This season the New York Giants got into a bit of trouble with the NFL when several players feigned injury in order to slow down the opposing offense and get different personnel on the field. The Giants didn't originate that ploy. As the Cincinnati Bengals prepare to take on the Seattle Seahawks this week, Bengals 101 takes a look back at one of the more interesting points of history between the two teams.
The year was 1988. The Cincinnati Bengals were in the midst of a season that would take them to Super Bowl XXIII in Miami. Their first opponent on that road would be the AFC West Champion Seattle Seahawks coached by the legendary Chuck Knox.
The Bengals had become famous throughout the league for head coach Sam Wyche's "Attack Offense" in which the offense operated in a "two-minute" mode throughout the contest, especially on third down. Although commonplace today, Wyche's offensive wrinkle was frustrating to teams accustomed to substituting personnel based on down and distance. Wyche was the first to realize that by not huddling, the offense could cause the defense to keep their base personnel on the field every down and thus dictate the matchups.

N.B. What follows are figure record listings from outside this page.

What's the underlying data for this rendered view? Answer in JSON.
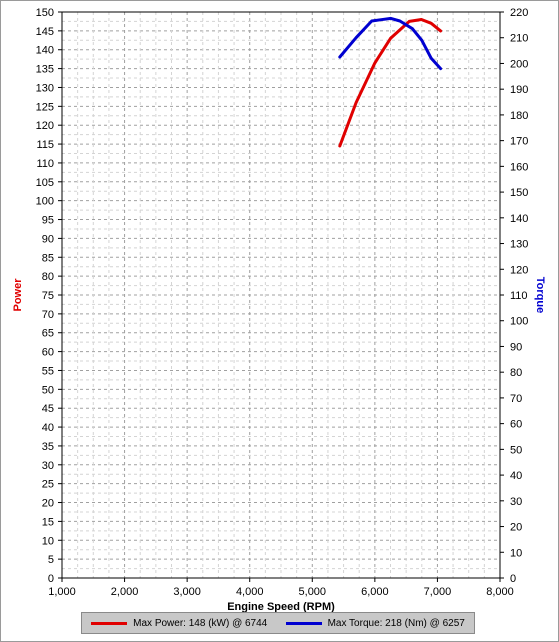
{
  "chart_data": {
    "type": "line",
    "xlabel": "Engine Speed (RPM)",
    "ylabel_left": "Power",
    "ylabel_right": "Torque",
    "xlim": [
      1000,
      8000
    ],
    "xticks": [
      1000,
      2000,
      3000,
      4000,
      5000,
      6000,
      7000,
      8000
    ],
    "xtick_labels": [
      "1,000",
      "2,000",
      "3,000",
      "4,000",
      "5,000",
      "6,000",
      "7,000",
      "8,000"
    ],
    "ylim_left": [
      0,
      150
    ],
    "ylim_right": [
      0,
      220
    ],
    "grid": true,
    "legend_position": "bottom",
    "series": [
      {
        "name": "Max Power: 148 (kW) @ 6744",
        "axis": "left",
        "color": "#e00000",
        "points": [
          [
            5440,
            114.5
          ],
          [
            5700,
            126
          ],
          [
            6000,
            136.5
          ],
          [
            6250,
            143
          ],
          [
            6550,
            147.5
          ],
          [
            6744,
            148
          ],
          [
            6900,
            147
          ],
          [
            7050,
            145
          ]
        ]
      },
      {
        "name": "Max Torque: 218 (Nm) @ 6257",
        "axis": "right",
        "color": "#0000d0",
        "points": [
          [
            5440,
            202.5
          ],
          [
            5700,
            210
          ],
          [
            5950,
            216.5
          ],
          [
            6100,
            217
          ],
          [
            6257,
            217.5
          ],
          [
            6400,
            216.5
          ],
          [
            6600,
            213.5
          ],
          [
            6750,
            209
          ],
          [
            6900,
            202
          ],
          [
            7050,
            198
          ]
        ]
      }
    ]
  }
}
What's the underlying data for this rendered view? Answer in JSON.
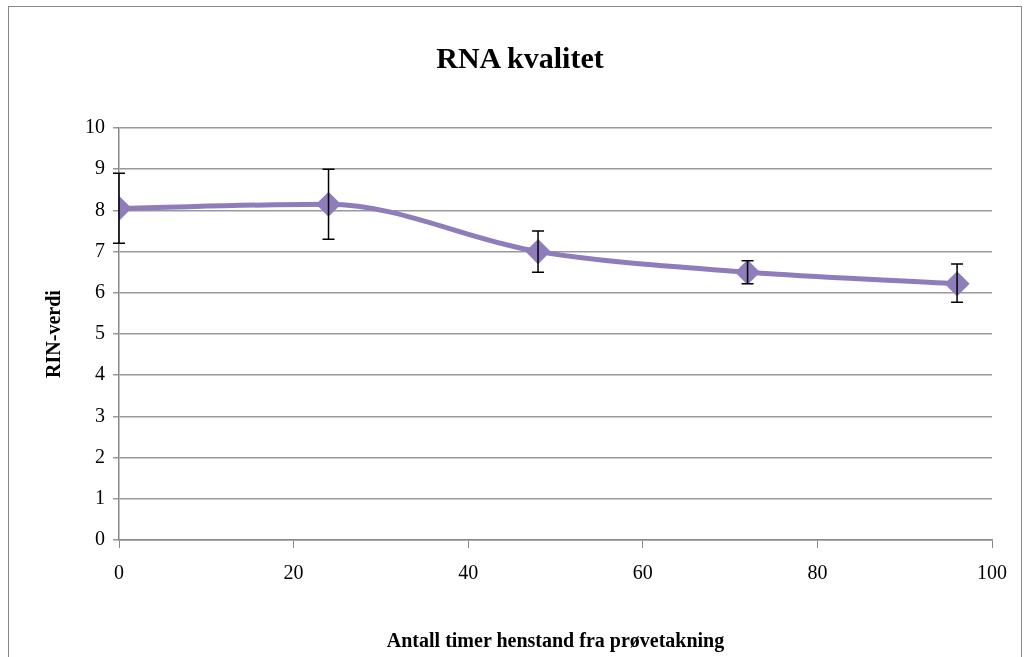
{
  "chart_data": {
    "type": "line",
    "title": "RNA kvalitet",
    "xlabel": "Antall timer henstand fra prøvetakning",
    "ylabel": "RIN-verdi",
    "x": [
      0,
      24,
      48,
      72,
      96
    ],
    "series": [
      {
        "color": "#8f7cba",
        "values": [
          8.05,
          8.15,
          7.0,
          6.5,
          6.22
        ],
        "errors": [
          [
            7.2,
            8.9
          ],
          [
            7.3,
            9.0
          ],
          [
            6.5,
            7.5
          ],
          [
            6.22,
            6.78
          ],
          [
            5.77,
            6.7
          ]
        ]
      }
    ],
    "xlim": [
      0,
      100
    ],
    "xticks": [
      0,
      20,
      40,
      60,
      80,
      100
    ],
    "ylim": [
      0,
      10
    ],
    "yticks": [
      0,
      1,
      2,
      3,
      4,
      5,
      6,
      7,
      8,
      9,
      10
    ],
    "grid": "y",
    "legend": false,
    "marker": "diamond",
    "line_style": "solid"
  }
}
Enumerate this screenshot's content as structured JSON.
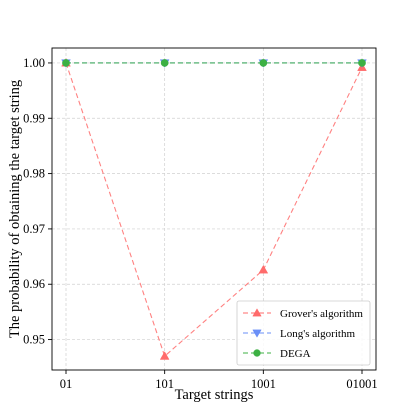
{
  "chart_data": {
    "type": "line",
    "title": "",
    "xlabel": "Target strings",
    "ylabel": "The probability of obtaining the target string",
    "categories": [
      "01",
      "101",
      "1001",
      "01001"
    ],
    "ylim": [
      0.9445,
      1.0027
    ],
    "yticks": [
      0.95,
      0.96,
      0.97,
      0.98,
      0.99,
      1.0
    ],
    "ytick_labels": [
      "0.95",
      "0.96",
      "0.97",
      "0.98",
      "0.99",
      "1.00"
    ],
    "grid": true,
    "legend_position": "lower-right",
    "series": [
      {
        "name": "Grover's algorithm",
        "values": [
          1.0,
          0.947,
          0.9626,
          0.9992
        ],
        "color": "#ff6b6b",
        "marker": "triangle-up",
        "linestyle": "dashed"
      },
      {
        "name": "Long's algorithm",
        "values": [
          1.0,
          1.0,
          1.0,
          1.0
        ],
        "color": "#6a8ff7",
        "marker": "triangle-down",
        "linestyle": "dashed"
      },
      {
        "name": "DEGA",
        "values": [
          1.0,
          1.0,
          1.0,
          1.0
        ],
        "color": "#3cb043",
        "marker": "circle",
        "linestyle": "dashed"
      }
    ]
  }
}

Enter Joe Nash. Chuck Knox employed his nose tackles, Nash and Ken Clarke to fall down and grab their knees when the Seahawks needed to change personnel. The Seahawks worked it well, replete with trainers coming onto the field and an actual examination. Bengals head coach Sam Wyche was not fooled. In the clip linked below, he informs the side judge who has just pleaded innocent to Seattle's shenanigans by saying, "I'm not a doctor." Sam's reply: "I'll give you a clue. He only does that on third down, you'll have your MD by the end of the night."
NFL Films documented Seattle's infamous strategy. Bengals and Seahawks fans alike will appreciate a look back at this game as will sports fans in general who might enjoy remembering a younger Bob Costas and Don Shula discussing the controversy early on with the "no-huddle" offense and the legendary NBC announcing tandem of Dick Enberg and the late Merlin Olsen.
Ultimately, the ploy didn't work and the Bengals went on to win the game 21-13. Wyche's no-huddle attack is now a part of many NFL teams' offensive packages, and as the Giants showed earlier this year, so is Joe Nash's "trick knee."